Herpesvirus salivary shedding was not identified in 9 patients (9.8%, 7 SSPs and 2 PSPs); this last percentage is in accord with that reported in previous studies with a single herpesvirus salivary testing, ranging from 3 to 25% [17, 18, 20]. Conversely, we demonstrated multiple herpesvirus reactivations both at T0 and at T1 in 24 patients (26.1% of the overall study population).
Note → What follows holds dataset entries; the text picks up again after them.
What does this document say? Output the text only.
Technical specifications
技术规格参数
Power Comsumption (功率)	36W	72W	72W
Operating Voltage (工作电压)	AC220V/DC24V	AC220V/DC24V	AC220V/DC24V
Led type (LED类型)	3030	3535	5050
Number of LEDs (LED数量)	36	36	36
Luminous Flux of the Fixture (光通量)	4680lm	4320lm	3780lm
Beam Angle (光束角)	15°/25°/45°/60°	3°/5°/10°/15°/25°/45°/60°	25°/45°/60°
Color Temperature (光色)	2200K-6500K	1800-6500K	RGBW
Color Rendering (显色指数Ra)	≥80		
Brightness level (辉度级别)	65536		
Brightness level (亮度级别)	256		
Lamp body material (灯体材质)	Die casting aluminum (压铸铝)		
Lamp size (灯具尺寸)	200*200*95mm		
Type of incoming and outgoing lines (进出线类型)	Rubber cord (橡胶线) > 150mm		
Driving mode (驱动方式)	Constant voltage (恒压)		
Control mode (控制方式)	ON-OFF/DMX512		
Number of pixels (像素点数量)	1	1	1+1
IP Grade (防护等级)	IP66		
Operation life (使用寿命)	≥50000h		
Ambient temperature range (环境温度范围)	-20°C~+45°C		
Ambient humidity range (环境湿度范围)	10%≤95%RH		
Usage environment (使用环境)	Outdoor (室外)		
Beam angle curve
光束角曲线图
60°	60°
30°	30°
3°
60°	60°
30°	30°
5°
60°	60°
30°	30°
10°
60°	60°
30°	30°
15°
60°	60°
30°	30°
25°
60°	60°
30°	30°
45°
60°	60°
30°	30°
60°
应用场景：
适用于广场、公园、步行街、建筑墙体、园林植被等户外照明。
The significance of asymptomatic herpesvirus reactivation as a marker of clinical significance was recently studied by Ong et al. [43] in patients without known prior immunodeficiency admitted to the intensive care unit (ICU) with a diagnosis of septic shock: patients with multiple herpesvirus reactivations in plasma had a higher Intensive Care Unit mortality with respect to patients with a single-type viremia or no viremia. No definite explanation of the physiopathological mechanisms underlying these correlations is available: of note, we demonstrated the combined shedding of EBV, HHV-8 and CMV at both T0 and T1 only in VPs.

This study’s strengths include the availability of a 48-month study period composed of two 24-month intervals and the two samplings conducted at the end of each period; the inclusion of HIV-untreated patients; the description of simultaneous infections in a single patient; and the focusing on herpesviruses reactivation, with the exclusion per protocol of primary infections. The main limitation of the study is the sample size, which limits the ability to identify differences in immunovirological parameters between subgroups of patients.

Conclusions

In conclusion, we observed that the replication of two oncogenic viruses such as EBV and HHV-8 occurred with a comparable frequency in immunocompetent patients who were either on successful ART or untreated. Moreover, the most frequent persistent multiple shedding is the combination of EBV-HHV-8. This result provides a basis for investigating the predictive role of herpesvirus salivary shedding on the development of herpesvirus-related malignancies and possibly on immunoactivation status. Saliva sampling is a non-invasive approach that can be performed via self-collection and allows for longitudinal evaluation with minimal patient effort.